How Real Is the Threat of an Eviction Crisis in L.A. County?

With the state’s 15-month moratorium on evictions set to expire at the end of June, low-income renters may be facing their nightmare

Buckle up. California is speeding towards a cliff, and its last chance at avoiding disaster is about to disappear.

On June 30, the statewide eviction moratorium enacted by the California Judicial Council last April is set to expire. Should Los Angeles County’s renters be left without any further protection, experts believe a worst-case scenario could be on the horizon, with nearly 300,000 renters facing eviction come July 1, with a larger group (512,000) reporting little-to-no confidence they will be able to pay their next month’s rent.

That’s about 15 percent of L.A. County renters who may face eviction, and over a quarter who don’t think they can pay August’s full sum, says Gary Blasi, professor emeritus at UCLA Law. Last May, Blasi released a report predicting 365,000 renters would face eviction if the moratorium was lifted in August 2020. Since then, “the numbers have not changed significantly,” Blasi says. “The difference is we have better numbers.”

In the year since his report was initially released, Blasi was able to incorporate U.S. Census survey data, unemployment figures, and other factors to reach his revised 295,147 number—a clearer (and lower) total, yes, but still within the margin of error of his original prediction.

It’s a precarious situation, and one that would send the state’s already-extreme homeless crisis into hyperdrive. L.A. County currently estimates that over 66,000 people are living on the streets and in shelters. A swell of thousands more is almost unimaginable. So what’s to be done?

Tackling this potential eviction tsunami requires splitting the problem into two parts. First, the massive amount of consumer debt that has been accumulated over the last 15 months as hundreds of thousands of renters either missed payments entirely or only paid a partial amount needs to be addressed. “California got quite a bit of federal aid to pay down some of this debt,” says Barbara Schultz, director of housing justice for the Legal Aid Foundation of Los Angeles. Unfortunately, the implementation of that money by the state has been slow and it has not reached the communities most in need of the aid. “So we really need to kind of hold off and let that work so that folks can get the rental assistance before we start saying that they can be evicted or sued for the consumer debts,” Schultz adds.

One of the reasons that SB91 (the COVID-19 Tenant Relief Act that was passed in January) hasn’t been working well for struggling renters is that it was drafted behind closed doors by “landlord lawyers from the Apartment Association,” says Blasi. “They didn’t consult anybody who actually represents tenants.” And it’s unclear whether future tenant protection bills will be drafted by the same group.

In L.A. County, the Board of Supervisors is exploring the option of using some or all of the $211 million in federal aid given to the county for rental assistance to buy up this consumer debt. “As we continue on our path to recovery, we want to ensure that our low-income residents who have historically faced racial and economic injustices are able to emerge stronger from the pandemic without being suppressed by the mounting rental debt accrued during the pandemic,” Board Chair Hilda Solis said in a June 8 statement.

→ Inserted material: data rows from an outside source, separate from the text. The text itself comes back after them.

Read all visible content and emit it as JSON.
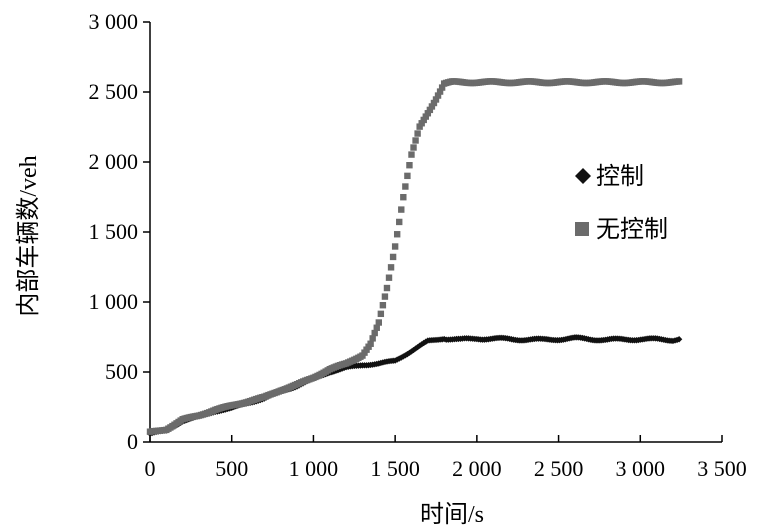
{
  "chart_data": {
    "type": "scatter",
    "title": "",
    "xlabel": "时间/s",
    "ylabel": "内部车辆数/veh",
    "xlim": [
      0,
      3500
    ],
    "ylim": [
      0,
      3000
    ],
    "x_ticks": [
      0,
      500,
      1000,
      1500,
      2000,
      2500,
      3000,
      3500
    ],
    "y_ticks": [
      0,
      500,
      1000,
      1500,
      2000,
      2500,
      3000
    ],
    "x_tick_labels": [
      "0",
      "500",
      "1 000",
      "1 500",
      "2 000",
      "2 500",
      "3 000",
      "3 500"
    ],
    "y_tick_labels": [
      "0",
      "500",
      "1 000",
      "1 500",
      "2 000",
      "2 500",
      "3 000"
    ],
    "grid": false,
    "legend_position": "right",
    "series": [
      {
        "name": "控制",
        "marker": "diamond",
        "color": "#111111",
        "x": [
          0,
          100,
          200,
          300,
          400,
          500,
          600,
          700,
          800,
          900,
          1000,
          1100,
          1200,
          1300,
          1400,
          1500,
          1600,
          1700,
          1800,
          1900,
          2000,
          2200,
          2400,
          2600,
          2800,
          3000,
          3200,
          3250
        ],
        "y": [
          60,
          80,
          150,
          180,
          220,
          240,
          280,
          310,
          360,
          400,
          450,
          500,
          530,
          550,
          560,
          580,
          650,
          720,
          740,
          730,
          740,
          735,
          730,
          740,
          730,
          735,
          730,
          740
        ]
      },
      {
        "name": "无控制",
        "marker": "square",
        "color": "#6b6b6b",
        "x": [
          0,
          100,
          200,
          300,
          400,
          500,
          600,
          700,
          800,
          900,
          1000,
          1100,
          1200,
          1300,
          1350,
          1400,
          1450,
          1500,
          1550,
          1600,
          1650,
          1700,
          1750,
          1800,
          1850,
          1900,
          2000,
          2200,
          2400,
          2600,
          2800,
          3000,
          3200,
          3250
        ],
        "y": [
          70,
          90,
          160,
          190,
          230,
          260,
          290,
          320,
          370,
          410,
          460,
          520,
          560,
          620,
          700,
          850,
          1100,
          1400,
          1750,
          2050,
          2250,
          2350,
          2450,
          2560,
          2570,
          2570,
          2570,
          2570,
          2570,
          2570,
          2570,
          2570,
          2570,
          2570
        ]
      }
    ]
  }
}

The board has asked the County Counsel and other agencies to report on the cost of this plan and it’s feasibility within 45 day (mid-July). It’s unclear whether this plan will be enacted, or how effective it will be, but it’s a novel approach.

Yet, settling consumer debt from the past is only half the equation. The second and perhaps more pressing issue is that renters are suddenly being made to go back to normal when their economic circumstances haven’t improved much since the start of the pandemic.

According to the Opportunity Insights, a non-partisan think tank at Harvard University, low-wage earners in California (those making less than $27,000) have a higher unemployment rate in April 2021 than they did in April 2020, and have seen employment decrease by over 38 percent as compared to January 2020. Meanwhile, middle- and high-wage earners have seen employment rates increase over 10 percent as compared to January 2020.

To make matters worse, extended unemployment benefits (an economic lifeline for millions who are struggling) are set to expire in September.

The economic situation for poor and working-class people, explains Blasi, “is that they were already close to underwater or have very few resources, and now there’s this crushing rental debt” which was brought about by circumstances outside their control. “Tenants didn’t do anything,” Blasi continues. “All that happened was a virus came and people lost their jobs.”

But Blasi sees a glimmer of hope. The good news, he says, is that Governor Gavin Newsom is facing a recall election. “There’s increased pressure to lower the probability of more disasters happening on this governor’s watch,” Blasi notes, “and this would be an unprecedented level of displacement of poor people, at least since the Great Depression.”

The political pressure bodes well for an extension of the moratorium or some sort of stop-gap measure in the short-term—but for how much longer can we stem the tide?

“We are absolutely kicking the can down the road,” Schultz concludes. “And unfortunately, it needs to be kicked down the road more until we can come up with some better policy solutions.”